3. A process according to claim 2, wherein said organic solvent used in step (a) comprises of ethyl acetate, acetone, acetonitrile or mixtures thereof.

4. A process according to claim 1, wherein said cooling of reaction mixture in step (b) is between 0-15°C.

5. A process according to claim 1, wherein said source of phosphate is phosphoric acid.

6. A process according to claim 1, wherein said reaction mass of step (d) is maintained at about 30-60°C.

7. A process according to claim 1, wherein said cooling of reaction mass in step (e) is between 0-15°C.

8. Phosphate salt of (1-naphthalen-1-yl-ethyl)-[3-(3-trifluoromethylphenyl) allyl] amine of formula I, with HPLC purity of equal to or greater than 99.8% when prepared by a process according to any of claims.

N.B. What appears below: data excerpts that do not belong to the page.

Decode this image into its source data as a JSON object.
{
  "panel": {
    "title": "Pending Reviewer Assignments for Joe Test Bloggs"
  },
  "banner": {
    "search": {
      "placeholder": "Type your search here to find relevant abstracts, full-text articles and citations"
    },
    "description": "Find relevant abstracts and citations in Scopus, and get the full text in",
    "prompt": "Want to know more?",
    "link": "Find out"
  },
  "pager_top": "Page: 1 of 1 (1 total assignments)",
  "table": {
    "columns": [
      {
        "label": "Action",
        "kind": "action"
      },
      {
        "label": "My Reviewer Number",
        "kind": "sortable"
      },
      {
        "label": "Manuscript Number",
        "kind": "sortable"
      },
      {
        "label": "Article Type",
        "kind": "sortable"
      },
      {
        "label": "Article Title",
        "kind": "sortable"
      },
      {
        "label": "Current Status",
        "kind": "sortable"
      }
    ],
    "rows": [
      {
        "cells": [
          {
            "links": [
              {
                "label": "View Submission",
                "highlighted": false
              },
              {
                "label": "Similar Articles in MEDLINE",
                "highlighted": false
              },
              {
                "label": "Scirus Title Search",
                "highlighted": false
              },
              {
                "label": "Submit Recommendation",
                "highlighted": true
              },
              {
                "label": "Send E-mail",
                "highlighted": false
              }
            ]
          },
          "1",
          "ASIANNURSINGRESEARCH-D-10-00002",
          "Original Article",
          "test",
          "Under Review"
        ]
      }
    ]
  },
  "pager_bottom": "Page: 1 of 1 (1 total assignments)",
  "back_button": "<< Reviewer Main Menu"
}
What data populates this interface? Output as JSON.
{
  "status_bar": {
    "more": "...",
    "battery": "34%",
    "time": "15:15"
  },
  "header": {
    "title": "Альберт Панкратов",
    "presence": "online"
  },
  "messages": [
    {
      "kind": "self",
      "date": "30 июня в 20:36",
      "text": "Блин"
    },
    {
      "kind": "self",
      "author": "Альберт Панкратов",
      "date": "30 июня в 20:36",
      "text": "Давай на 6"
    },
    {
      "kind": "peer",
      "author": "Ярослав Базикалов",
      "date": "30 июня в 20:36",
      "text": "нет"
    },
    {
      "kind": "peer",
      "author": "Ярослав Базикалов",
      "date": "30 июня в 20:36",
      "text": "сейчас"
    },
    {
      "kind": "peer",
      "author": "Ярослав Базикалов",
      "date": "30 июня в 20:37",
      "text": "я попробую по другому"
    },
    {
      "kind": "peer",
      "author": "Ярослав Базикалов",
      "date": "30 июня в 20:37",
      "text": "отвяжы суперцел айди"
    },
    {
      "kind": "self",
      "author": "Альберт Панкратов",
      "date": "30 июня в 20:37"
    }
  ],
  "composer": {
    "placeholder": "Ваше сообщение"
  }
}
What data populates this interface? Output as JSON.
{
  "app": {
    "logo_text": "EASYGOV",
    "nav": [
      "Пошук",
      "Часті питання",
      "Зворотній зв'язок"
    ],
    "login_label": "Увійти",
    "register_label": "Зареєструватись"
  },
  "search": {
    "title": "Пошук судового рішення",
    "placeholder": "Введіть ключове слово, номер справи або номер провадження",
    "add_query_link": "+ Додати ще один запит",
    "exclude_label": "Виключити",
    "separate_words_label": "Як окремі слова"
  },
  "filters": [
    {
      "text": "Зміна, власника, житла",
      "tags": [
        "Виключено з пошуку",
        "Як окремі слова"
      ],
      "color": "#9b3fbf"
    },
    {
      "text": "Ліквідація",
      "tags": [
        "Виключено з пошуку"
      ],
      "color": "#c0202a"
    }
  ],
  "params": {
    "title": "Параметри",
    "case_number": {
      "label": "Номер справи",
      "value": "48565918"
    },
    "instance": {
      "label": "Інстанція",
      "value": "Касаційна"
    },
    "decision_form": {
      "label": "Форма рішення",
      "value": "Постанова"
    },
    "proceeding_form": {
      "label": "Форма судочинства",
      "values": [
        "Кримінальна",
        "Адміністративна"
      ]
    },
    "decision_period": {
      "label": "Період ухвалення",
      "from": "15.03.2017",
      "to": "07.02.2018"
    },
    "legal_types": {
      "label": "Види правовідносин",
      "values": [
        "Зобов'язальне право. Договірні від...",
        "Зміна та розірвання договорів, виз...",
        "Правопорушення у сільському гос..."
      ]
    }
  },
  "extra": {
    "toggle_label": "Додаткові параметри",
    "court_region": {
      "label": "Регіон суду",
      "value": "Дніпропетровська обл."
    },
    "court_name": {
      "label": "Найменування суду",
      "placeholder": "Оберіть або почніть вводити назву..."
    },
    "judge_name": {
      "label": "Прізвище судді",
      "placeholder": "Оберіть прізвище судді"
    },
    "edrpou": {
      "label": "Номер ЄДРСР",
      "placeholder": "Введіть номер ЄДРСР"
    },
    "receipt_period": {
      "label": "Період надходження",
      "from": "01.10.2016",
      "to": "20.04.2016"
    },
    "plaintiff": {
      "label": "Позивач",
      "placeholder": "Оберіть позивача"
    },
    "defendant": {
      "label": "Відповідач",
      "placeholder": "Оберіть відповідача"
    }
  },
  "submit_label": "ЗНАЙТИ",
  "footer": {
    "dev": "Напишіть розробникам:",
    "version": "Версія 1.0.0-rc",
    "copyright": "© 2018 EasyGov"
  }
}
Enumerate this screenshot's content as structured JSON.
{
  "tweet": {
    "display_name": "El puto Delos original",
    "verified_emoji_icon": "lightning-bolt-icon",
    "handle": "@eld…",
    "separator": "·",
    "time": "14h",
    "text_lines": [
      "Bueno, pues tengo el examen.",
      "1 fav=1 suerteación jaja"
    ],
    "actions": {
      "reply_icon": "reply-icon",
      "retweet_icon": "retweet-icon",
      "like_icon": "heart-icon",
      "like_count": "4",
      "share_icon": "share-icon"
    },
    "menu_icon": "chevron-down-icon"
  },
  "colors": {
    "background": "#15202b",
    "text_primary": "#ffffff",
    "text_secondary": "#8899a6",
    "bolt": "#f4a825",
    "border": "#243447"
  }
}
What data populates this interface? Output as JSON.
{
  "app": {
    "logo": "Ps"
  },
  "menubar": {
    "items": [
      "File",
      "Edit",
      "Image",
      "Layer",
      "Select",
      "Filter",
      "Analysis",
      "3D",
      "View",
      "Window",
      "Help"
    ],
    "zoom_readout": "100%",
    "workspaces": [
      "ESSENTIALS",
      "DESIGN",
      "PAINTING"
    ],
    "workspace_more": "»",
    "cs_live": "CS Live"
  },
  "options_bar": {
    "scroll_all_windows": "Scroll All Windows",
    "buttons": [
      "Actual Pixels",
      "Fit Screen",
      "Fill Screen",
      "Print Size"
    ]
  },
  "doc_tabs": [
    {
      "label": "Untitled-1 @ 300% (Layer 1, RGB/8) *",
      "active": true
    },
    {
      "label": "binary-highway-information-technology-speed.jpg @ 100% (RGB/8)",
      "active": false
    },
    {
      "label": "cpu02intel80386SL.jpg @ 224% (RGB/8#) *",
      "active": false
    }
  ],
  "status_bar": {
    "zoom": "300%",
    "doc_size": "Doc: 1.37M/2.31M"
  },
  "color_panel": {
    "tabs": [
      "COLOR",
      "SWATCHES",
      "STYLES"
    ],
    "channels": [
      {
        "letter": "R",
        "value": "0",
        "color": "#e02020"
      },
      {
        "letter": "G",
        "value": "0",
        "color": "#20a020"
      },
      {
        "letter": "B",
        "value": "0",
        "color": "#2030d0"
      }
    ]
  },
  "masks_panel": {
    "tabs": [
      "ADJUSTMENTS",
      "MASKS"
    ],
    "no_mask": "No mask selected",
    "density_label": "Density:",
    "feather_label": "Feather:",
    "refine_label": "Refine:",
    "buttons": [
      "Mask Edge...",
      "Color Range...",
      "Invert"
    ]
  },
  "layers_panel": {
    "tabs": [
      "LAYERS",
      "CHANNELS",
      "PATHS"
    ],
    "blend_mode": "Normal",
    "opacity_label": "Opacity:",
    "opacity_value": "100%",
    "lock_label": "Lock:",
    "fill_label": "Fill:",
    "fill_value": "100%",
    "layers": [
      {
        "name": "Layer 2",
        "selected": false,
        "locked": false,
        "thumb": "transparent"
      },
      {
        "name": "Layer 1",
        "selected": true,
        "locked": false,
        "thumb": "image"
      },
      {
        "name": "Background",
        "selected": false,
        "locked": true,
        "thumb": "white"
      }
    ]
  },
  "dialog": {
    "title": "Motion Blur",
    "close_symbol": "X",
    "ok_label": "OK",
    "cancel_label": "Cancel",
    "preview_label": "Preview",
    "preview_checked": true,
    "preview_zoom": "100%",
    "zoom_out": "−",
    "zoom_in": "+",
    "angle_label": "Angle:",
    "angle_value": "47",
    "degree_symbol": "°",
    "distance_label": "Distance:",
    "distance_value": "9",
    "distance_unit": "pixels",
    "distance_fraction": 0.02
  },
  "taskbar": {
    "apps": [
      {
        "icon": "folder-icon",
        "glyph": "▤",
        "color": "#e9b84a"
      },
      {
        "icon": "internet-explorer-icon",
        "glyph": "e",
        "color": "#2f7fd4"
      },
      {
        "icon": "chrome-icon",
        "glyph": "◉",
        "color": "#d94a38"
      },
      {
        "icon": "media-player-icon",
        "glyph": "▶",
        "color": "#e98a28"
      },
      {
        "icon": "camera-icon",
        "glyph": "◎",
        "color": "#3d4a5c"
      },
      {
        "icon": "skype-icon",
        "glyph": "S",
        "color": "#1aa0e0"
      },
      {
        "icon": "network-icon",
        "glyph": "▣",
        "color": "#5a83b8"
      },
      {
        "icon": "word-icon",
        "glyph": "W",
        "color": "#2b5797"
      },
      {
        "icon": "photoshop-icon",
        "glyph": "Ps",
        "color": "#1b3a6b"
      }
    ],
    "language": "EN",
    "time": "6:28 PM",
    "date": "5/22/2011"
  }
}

9. A process for preparation of cinacalcet hydrochloride that comprises of:

a) subjecting a crude compound of formula II

in a solvent system comprising of methylcyclohexane

b) adding a solution of ethyl acetate in hydrochloride to solution obtained in step (a);

c) maintaining solution obtained in step (b) for sufficient time; and

d) isolating cinacalcet hydrochloride.